But I also happened to stumble upon mention in the TODO of some email
discussion way back in 2007 where Tom suggested [1] we should really
try planning scalar array ops (particularly those with large IN lists)
as `IN (VALUES ...)`.

That actually would solve the specific case I'd had this problem with
(seq scan on a large constant array IN expression). Ideally any query
with forms like:
select * from t where a in (1, 2,...)
select * from t where a in ((select i from x))
would always be isomorphic in planning. But thinking about this
overnight and scanning through things quickly this morning, I have a
feeling that'd be 1.) a pretty significant undertaking, and 2.) likely
to explode the number of plans considered.

Also I don't know if there's a good place to slot that into planning.
Do either of you happen to have any pointers into places that do
similar kinds of rewrites I could look at? And in those cases do we
normally always rewrite or do we consider both styles independently?

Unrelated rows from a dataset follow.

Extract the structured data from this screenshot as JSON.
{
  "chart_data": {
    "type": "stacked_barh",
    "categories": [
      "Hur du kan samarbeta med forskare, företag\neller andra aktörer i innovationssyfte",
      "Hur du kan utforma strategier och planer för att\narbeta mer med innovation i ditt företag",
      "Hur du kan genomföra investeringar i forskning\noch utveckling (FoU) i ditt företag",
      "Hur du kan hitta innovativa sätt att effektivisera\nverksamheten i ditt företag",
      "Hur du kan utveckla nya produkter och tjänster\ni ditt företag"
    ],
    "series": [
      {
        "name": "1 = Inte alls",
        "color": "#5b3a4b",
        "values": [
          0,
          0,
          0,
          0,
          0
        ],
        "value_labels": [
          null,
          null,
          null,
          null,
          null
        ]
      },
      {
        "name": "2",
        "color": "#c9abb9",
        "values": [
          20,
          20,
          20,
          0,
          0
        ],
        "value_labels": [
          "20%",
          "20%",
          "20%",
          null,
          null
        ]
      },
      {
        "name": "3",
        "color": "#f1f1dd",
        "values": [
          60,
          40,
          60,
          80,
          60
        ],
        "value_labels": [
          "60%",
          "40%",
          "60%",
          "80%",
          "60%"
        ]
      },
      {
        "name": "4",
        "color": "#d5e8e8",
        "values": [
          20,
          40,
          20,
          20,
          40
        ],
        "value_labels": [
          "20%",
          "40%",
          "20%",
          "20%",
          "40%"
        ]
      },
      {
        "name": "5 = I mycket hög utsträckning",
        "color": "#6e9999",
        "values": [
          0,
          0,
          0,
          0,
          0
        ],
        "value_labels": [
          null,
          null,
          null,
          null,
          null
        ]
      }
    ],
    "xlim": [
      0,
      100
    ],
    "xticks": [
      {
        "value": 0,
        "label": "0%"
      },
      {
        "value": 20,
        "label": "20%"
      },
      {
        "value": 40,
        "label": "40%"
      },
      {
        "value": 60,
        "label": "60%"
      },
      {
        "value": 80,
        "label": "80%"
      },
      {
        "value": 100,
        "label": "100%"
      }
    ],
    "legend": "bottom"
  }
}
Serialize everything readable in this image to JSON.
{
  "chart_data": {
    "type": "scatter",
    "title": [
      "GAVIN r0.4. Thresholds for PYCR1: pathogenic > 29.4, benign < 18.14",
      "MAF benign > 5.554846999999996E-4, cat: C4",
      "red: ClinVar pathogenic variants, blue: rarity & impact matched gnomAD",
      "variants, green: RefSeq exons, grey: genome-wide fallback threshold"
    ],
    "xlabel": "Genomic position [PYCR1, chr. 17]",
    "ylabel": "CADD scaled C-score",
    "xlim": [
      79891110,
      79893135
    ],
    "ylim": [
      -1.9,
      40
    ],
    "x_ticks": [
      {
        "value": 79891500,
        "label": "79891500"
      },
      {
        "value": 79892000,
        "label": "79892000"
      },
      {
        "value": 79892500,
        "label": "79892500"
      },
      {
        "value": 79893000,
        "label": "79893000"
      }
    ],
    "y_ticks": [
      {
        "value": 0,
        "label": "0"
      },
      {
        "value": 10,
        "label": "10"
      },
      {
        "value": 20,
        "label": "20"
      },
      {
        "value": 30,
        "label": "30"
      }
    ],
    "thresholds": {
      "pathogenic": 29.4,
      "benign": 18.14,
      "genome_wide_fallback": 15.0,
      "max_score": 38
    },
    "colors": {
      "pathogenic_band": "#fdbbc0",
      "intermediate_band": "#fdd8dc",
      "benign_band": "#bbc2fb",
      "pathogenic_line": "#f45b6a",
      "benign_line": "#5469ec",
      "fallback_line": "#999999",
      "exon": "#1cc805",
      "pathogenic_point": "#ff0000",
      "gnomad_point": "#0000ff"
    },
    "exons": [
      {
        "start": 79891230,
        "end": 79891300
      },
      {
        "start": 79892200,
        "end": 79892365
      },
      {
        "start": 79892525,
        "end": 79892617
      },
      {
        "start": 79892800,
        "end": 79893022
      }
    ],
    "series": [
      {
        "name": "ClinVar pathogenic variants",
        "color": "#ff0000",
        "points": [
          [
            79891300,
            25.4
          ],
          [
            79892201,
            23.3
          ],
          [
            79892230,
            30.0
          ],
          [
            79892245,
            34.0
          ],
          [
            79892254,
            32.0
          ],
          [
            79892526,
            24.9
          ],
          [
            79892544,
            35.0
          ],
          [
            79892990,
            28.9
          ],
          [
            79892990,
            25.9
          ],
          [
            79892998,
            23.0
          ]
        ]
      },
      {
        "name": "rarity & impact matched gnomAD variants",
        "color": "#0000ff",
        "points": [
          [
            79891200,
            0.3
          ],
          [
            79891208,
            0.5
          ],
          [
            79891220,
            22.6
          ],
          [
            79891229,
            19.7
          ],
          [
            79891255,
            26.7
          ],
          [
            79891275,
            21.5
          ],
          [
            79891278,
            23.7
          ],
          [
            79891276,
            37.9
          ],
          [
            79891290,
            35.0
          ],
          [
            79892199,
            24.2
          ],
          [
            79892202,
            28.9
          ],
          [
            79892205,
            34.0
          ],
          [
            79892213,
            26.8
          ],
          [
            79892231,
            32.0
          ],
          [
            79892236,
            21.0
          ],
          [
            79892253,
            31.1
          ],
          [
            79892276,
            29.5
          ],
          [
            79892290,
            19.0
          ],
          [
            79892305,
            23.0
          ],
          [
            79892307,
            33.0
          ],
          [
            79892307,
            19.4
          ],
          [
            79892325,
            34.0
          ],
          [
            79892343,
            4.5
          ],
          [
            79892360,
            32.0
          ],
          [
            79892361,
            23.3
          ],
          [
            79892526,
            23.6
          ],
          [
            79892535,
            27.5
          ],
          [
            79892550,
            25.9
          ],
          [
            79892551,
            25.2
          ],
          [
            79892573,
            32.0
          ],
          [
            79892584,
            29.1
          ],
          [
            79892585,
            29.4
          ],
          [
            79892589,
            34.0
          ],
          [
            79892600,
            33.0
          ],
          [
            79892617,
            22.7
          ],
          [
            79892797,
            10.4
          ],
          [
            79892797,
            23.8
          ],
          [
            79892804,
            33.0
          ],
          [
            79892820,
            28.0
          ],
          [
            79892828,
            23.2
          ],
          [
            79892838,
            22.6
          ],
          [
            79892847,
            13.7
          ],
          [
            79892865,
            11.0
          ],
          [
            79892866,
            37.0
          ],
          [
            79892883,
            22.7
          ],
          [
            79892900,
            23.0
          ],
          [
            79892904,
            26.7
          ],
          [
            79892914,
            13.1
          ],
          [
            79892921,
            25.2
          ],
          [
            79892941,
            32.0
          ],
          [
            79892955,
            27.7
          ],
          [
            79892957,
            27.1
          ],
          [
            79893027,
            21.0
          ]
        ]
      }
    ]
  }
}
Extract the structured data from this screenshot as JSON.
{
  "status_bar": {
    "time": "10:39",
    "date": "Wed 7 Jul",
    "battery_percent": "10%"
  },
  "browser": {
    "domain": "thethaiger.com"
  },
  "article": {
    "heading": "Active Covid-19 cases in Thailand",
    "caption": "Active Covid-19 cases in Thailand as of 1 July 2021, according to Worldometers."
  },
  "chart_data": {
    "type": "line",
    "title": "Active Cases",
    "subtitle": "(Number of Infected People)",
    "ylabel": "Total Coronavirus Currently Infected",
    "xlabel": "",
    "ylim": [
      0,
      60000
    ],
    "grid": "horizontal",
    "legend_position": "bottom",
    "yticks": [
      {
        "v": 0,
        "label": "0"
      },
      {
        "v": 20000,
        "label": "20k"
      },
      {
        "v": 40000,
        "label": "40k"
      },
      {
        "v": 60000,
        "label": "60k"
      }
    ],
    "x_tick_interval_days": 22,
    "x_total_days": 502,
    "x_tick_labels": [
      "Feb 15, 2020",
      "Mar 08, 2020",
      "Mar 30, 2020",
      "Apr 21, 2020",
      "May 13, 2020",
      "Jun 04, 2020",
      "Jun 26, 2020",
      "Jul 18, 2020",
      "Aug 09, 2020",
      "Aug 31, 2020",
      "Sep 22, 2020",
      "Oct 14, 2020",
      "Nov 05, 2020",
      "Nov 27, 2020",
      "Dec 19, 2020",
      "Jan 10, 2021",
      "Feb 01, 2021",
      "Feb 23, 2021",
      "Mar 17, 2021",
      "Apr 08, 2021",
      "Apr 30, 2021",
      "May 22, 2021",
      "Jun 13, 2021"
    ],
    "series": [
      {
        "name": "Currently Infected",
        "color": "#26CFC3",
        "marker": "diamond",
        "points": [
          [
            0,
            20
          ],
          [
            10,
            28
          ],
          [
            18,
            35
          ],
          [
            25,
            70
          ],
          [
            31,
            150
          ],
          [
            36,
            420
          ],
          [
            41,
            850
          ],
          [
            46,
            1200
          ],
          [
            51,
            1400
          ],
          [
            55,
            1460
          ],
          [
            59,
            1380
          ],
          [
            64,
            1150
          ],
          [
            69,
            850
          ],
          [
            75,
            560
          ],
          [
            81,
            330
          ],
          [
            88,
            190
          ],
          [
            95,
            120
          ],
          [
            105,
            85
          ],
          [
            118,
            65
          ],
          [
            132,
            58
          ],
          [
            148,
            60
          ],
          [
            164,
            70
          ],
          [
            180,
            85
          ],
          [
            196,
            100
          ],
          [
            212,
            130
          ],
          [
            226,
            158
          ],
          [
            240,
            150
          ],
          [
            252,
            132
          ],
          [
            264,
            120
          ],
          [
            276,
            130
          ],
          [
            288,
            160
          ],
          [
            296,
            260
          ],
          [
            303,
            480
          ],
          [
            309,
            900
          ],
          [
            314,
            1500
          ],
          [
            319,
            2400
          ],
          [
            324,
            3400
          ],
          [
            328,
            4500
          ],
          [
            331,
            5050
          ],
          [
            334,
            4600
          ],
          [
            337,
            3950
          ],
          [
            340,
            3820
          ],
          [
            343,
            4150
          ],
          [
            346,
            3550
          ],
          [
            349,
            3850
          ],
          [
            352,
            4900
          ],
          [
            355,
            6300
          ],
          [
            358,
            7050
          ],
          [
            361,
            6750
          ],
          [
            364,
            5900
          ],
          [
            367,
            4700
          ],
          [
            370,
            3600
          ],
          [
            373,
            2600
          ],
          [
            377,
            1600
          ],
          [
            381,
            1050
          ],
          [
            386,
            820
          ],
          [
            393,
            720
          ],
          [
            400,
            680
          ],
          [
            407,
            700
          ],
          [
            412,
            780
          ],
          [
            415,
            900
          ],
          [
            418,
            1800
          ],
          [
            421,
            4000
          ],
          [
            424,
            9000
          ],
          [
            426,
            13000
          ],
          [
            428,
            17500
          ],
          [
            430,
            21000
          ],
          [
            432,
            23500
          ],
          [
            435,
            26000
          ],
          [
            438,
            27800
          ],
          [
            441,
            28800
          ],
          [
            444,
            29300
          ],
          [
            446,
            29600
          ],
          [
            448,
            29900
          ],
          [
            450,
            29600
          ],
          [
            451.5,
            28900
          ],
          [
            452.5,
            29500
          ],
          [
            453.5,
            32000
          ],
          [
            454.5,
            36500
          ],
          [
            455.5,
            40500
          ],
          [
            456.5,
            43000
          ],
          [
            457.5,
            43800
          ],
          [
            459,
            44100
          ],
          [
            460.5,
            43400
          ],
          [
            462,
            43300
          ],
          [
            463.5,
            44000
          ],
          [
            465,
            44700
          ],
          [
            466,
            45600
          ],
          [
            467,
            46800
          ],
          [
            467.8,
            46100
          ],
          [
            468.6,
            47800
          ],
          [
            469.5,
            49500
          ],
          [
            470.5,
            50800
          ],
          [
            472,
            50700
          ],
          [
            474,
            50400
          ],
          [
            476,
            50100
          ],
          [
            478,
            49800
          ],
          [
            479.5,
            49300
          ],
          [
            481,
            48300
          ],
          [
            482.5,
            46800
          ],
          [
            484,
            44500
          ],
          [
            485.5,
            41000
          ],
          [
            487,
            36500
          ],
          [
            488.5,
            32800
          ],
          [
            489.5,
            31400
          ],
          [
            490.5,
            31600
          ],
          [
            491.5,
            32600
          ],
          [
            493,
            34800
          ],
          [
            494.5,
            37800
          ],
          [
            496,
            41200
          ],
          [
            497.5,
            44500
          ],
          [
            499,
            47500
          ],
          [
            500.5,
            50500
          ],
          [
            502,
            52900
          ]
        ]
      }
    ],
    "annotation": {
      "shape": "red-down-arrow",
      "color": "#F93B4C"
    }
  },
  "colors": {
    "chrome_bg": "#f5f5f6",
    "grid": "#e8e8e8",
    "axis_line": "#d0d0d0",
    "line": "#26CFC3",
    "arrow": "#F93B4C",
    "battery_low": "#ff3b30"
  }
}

I suppose _only_ handling the case where a `IN (VALUES ...)` replaces
a seq scan with a scalar array op might be somewhat easier...but feels
like it leaves a lot of holes.

I'm still at the point where I'm trying to determine if any of the
above (subexpression caching, saop optimization only on constants,
re-planning as `IN (VALUES ...)`) is something reasonable enough
relative to the amount of effort to be worth working on.